Let $D$ be an integral domain which is not a field and $Q=\text{Frac}(D)$ the field of fractions of $D$. Then $Q$ as a $D$-module has not a projective cover.
By Corollary 5.35 of Rotman's Homological Algebra we got that : If $D$ is an integral domain and $Q=\text{Frac}(D)$, then $Q$ is a flat $D$-module.
So we got it, $Q$ is a flat $D$-module, now my idea is to use Bass Theorem to kill this one, this theorem states (among other things) that $M_{R}$ has projective cover ($M_{R}$ is perfect) iff every $M_{R}$ flat module is projective.

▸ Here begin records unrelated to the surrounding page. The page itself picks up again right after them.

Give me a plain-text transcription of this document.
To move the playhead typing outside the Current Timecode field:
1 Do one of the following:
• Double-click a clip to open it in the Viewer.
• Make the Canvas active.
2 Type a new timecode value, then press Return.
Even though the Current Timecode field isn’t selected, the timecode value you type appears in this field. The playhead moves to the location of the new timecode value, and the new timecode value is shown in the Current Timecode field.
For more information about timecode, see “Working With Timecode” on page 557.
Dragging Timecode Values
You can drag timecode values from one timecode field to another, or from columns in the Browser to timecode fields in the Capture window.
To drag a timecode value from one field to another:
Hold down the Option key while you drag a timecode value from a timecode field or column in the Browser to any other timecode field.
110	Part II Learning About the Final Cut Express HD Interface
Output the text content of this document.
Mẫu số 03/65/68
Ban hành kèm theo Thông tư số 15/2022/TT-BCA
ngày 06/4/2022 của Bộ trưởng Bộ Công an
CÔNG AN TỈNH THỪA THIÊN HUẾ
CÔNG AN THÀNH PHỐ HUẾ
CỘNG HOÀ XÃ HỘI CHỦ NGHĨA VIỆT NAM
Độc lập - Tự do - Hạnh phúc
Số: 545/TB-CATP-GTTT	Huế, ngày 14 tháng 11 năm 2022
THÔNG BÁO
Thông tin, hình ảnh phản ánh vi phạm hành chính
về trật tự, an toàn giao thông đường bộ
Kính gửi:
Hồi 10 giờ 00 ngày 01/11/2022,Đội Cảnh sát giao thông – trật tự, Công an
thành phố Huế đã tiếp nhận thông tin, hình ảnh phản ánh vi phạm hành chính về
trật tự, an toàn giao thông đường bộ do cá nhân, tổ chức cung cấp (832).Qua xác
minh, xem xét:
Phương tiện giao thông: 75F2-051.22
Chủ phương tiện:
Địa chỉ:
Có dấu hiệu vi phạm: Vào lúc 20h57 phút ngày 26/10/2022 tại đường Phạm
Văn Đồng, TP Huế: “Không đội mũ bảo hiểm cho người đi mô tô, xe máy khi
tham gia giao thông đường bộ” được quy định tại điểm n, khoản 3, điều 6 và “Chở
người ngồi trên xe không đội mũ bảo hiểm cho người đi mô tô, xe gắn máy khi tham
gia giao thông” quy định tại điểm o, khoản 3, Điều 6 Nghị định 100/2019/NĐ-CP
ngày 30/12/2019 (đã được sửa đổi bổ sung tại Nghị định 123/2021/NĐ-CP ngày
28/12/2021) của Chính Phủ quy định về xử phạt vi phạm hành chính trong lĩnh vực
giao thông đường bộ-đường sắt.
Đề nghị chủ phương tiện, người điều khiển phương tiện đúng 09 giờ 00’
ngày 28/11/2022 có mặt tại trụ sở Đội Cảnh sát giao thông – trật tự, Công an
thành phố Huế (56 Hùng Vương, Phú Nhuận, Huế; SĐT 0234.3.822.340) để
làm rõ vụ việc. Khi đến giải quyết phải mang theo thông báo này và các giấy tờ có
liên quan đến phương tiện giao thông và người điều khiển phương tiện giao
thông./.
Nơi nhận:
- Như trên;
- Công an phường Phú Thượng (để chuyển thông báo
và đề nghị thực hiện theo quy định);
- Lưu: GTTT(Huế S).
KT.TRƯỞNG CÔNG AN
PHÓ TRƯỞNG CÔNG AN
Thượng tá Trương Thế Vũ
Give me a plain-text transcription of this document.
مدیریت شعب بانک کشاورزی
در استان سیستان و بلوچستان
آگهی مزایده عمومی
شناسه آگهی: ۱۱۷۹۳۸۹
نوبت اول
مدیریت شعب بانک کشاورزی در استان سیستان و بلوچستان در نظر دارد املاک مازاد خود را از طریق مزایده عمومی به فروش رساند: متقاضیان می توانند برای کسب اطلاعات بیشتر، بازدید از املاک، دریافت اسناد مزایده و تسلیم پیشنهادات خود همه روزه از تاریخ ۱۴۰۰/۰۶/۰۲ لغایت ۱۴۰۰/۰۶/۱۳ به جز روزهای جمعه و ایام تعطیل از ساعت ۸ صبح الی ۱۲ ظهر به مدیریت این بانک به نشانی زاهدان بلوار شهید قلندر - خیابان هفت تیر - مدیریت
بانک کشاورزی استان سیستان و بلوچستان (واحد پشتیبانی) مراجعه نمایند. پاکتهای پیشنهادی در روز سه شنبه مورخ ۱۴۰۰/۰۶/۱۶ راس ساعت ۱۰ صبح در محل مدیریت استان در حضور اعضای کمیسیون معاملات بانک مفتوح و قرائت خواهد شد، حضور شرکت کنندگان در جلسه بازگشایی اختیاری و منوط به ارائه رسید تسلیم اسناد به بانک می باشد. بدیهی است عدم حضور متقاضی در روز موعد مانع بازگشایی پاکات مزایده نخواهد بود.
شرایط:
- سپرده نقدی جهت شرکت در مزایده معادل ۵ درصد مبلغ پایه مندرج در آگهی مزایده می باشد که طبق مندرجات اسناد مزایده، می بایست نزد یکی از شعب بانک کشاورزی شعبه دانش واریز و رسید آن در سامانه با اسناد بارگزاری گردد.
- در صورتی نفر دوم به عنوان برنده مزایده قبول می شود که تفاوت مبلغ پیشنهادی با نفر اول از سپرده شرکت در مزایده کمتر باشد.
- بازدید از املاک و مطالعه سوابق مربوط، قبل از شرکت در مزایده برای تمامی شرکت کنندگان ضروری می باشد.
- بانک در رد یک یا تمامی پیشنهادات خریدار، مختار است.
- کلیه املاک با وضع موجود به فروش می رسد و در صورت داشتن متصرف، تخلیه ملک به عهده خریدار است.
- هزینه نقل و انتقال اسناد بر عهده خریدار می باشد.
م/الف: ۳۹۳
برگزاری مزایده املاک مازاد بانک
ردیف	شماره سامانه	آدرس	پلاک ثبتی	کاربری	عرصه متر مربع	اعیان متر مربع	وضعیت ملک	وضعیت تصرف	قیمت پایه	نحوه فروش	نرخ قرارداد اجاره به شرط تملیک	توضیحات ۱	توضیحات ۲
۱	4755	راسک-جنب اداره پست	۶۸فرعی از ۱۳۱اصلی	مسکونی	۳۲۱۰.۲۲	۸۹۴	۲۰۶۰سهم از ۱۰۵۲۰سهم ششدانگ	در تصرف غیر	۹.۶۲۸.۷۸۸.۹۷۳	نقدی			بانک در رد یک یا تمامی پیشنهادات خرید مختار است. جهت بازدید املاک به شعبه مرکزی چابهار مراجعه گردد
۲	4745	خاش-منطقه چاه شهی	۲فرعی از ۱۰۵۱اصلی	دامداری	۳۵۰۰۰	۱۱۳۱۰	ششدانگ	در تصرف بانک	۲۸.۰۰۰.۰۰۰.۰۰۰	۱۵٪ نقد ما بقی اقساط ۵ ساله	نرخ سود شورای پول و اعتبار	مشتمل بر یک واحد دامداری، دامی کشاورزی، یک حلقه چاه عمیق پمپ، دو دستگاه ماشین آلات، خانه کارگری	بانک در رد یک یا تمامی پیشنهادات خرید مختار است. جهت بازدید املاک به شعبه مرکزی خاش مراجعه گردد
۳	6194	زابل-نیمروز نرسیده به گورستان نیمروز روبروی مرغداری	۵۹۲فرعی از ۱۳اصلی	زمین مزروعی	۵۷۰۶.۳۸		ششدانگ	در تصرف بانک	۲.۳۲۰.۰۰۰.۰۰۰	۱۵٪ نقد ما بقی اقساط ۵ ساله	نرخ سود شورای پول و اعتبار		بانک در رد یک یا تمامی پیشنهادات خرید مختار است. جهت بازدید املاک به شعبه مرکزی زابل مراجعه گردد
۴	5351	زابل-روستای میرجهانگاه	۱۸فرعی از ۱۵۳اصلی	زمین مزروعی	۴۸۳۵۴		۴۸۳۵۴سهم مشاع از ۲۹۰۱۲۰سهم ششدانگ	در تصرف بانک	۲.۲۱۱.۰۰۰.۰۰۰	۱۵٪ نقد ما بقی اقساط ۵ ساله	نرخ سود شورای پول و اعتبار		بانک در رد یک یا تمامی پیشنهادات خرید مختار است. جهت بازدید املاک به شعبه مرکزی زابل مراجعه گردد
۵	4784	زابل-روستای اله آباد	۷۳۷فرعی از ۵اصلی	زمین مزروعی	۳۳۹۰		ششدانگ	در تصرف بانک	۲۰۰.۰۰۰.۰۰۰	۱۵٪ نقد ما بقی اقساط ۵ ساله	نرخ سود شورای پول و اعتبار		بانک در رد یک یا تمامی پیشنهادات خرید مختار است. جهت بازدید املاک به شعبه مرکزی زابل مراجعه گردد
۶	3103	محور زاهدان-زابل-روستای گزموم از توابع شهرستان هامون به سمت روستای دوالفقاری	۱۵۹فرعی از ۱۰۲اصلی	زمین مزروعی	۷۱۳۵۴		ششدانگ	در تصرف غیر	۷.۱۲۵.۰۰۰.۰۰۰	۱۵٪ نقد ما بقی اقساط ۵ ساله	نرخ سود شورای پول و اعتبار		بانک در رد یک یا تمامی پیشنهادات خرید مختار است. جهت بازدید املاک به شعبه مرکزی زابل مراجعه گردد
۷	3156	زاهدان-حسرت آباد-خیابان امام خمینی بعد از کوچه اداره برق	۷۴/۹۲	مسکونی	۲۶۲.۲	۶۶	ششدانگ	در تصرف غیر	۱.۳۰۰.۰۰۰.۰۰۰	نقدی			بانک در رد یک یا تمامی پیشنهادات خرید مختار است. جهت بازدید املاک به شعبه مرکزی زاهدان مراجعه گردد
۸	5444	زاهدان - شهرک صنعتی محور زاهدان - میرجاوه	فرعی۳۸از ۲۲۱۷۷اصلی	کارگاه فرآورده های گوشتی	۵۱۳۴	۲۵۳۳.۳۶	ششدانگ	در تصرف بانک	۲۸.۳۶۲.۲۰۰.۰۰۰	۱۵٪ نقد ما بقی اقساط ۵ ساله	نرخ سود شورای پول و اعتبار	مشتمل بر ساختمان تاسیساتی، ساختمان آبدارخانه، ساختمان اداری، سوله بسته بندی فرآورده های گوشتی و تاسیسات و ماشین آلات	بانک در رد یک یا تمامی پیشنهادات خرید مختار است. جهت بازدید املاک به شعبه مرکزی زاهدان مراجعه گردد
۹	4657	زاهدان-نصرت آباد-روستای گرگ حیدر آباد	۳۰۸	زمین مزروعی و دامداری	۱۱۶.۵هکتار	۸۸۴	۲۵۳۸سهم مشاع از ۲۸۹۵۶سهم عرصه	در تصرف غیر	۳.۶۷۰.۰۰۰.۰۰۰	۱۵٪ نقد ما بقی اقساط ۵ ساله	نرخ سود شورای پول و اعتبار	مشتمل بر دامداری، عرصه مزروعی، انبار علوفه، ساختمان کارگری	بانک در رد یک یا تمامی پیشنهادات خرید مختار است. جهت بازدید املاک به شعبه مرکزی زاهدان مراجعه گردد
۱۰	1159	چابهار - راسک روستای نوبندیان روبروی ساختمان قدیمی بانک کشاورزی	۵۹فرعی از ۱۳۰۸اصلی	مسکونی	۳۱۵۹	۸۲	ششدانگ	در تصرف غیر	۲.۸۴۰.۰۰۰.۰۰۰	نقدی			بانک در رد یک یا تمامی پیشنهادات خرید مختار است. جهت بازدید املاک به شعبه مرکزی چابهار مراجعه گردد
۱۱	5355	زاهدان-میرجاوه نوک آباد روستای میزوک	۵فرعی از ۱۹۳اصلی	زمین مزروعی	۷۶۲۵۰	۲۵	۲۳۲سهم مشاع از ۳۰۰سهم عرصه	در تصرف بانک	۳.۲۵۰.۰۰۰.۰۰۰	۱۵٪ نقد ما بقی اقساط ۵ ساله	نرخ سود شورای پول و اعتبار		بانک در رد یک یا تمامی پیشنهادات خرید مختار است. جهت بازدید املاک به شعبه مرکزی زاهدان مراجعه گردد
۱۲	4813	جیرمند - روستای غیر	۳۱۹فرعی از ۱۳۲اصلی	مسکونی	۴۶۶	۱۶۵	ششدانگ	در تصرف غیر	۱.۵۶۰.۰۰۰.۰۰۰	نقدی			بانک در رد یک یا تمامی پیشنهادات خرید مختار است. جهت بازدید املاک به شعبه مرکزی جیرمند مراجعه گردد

So I reduced (or complicated :S) the problem to prove that the flat module $Q_{D}$ is not projective, which is the part I cannot prove. I tried to study the proof of $\mathbb{Q}_{\mathbb{Z}}$ is a flat module that is not projective but they use the fact $\mathbb{Q}_{\mathbb{Z}}$ is finitely generated and that $\mathbb{Z}$ is DIP but in my case I dont know if $Q_{D}$ is finitely generated, also $D$ is not be DIP. Any help in order to prove this problem in the direction I propose or any other will be apreciated. Thanks!
As a hint, note that $Q=\text{Frac}(D)$ is also injective as an $R$-module. Therefore to show that it is not projective you can show that there are no non-zero projective-injective modules over $D$.
There is also a solution to this problem on this site, which can be found here. This is actually exercise 3.18 in Rotman's Intro to Homological Algebra, 2nd edition, so you might want to try and prove it using his hints.